Do Compressed LLMs Forget Knowledge? An Experimental Study with Practical Implications
AuthorsScott Hoang, Minsik Cho, Thomas Merth, Atlas Wang, Mohammad Rastegari, Devang Naik
AuthorsScott Hoang, Minsik Cho, Thomas Merth, Atlas Wang, Mohammad Rastegari, Devang Naik
This paper was accepted at the Machine Learning and Compression Workshop at NeurIPS 2024.
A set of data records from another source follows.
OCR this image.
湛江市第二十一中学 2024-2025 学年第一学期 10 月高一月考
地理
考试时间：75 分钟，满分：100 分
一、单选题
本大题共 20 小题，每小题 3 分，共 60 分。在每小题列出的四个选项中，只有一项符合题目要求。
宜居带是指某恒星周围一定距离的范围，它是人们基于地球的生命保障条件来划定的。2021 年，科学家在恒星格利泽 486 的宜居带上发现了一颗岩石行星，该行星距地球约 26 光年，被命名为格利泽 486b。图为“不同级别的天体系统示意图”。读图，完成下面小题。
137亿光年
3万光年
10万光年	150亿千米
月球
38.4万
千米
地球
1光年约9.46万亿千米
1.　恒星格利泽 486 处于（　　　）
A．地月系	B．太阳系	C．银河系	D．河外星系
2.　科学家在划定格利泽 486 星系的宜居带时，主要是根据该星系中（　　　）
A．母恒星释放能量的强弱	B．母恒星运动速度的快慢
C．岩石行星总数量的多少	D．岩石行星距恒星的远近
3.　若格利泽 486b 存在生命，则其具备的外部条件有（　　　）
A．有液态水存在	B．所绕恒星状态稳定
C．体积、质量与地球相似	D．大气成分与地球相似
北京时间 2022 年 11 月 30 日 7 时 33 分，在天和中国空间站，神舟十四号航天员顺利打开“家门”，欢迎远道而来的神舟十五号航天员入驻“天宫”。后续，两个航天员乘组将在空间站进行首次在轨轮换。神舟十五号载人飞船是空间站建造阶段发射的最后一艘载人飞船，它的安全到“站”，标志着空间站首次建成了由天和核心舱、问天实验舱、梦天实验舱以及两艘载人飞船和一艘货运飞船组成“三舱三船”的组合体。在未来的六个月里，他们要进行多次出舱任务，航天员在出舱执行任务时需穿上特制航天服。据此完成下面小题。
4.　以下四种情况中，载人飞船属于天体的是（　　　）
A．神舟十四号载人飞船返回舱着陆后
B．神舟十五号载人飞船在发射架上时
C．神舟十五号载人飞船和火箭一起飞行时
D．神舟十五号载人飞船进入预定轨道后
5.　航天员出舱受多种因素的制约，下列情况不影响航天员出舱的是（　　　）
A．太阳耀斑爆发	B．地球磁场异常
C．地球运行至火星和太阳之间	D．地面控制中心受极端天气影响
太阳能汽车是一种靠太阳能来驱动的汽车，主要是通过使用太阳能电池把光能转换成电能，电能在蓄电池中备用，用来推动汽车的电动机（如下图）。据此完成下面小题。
Compressing Large Language Models (LLMs) often leads to reduced performance, especially for knowledge-intensive tasks. In this work, we dive into how compression damages LLMs' inherent knowledge and the possible remedies. We start by proposing two conjectures on the nature of the damage: one is certain knowledge being forgotten (or erased) after LLM compression, hence necessitating the compressed model to (re)learn from data with additional parameters; the other presumes that knowledge is internally displaced and hence one requires merely "inference re-direction" with input-side augmentation such as prompting, to recover the knowledge-related performance. Extensive experiments are then designed to (in)validate the two conjectures. We observe the promise of prompting in comparison to model tuning; we further unlock prompting's potential by introducing a variant called Inference-time Dynamic Prompting (IDP), that can effectively increase prompt diversity without incurring any inference overhead. Our experiments consistently suggest that compared to the classical re-training alternatives such as LoRA, prompting with IDP leads to better or comparable post-compression performance recovery, while saving the extra parameter size by 21x and reducing inference latency by 60%. Our experiments hence strongly endorse the conjecture of "knowledge displaced" over "knowledge forgotten", and shed light on a new efficient mechanism to restore compressed LLM performance. We additionally visualize and analyze the different attention and activation patterns between prompted and re-trained models, demonstrating they achieve performance recovery in two different regimes.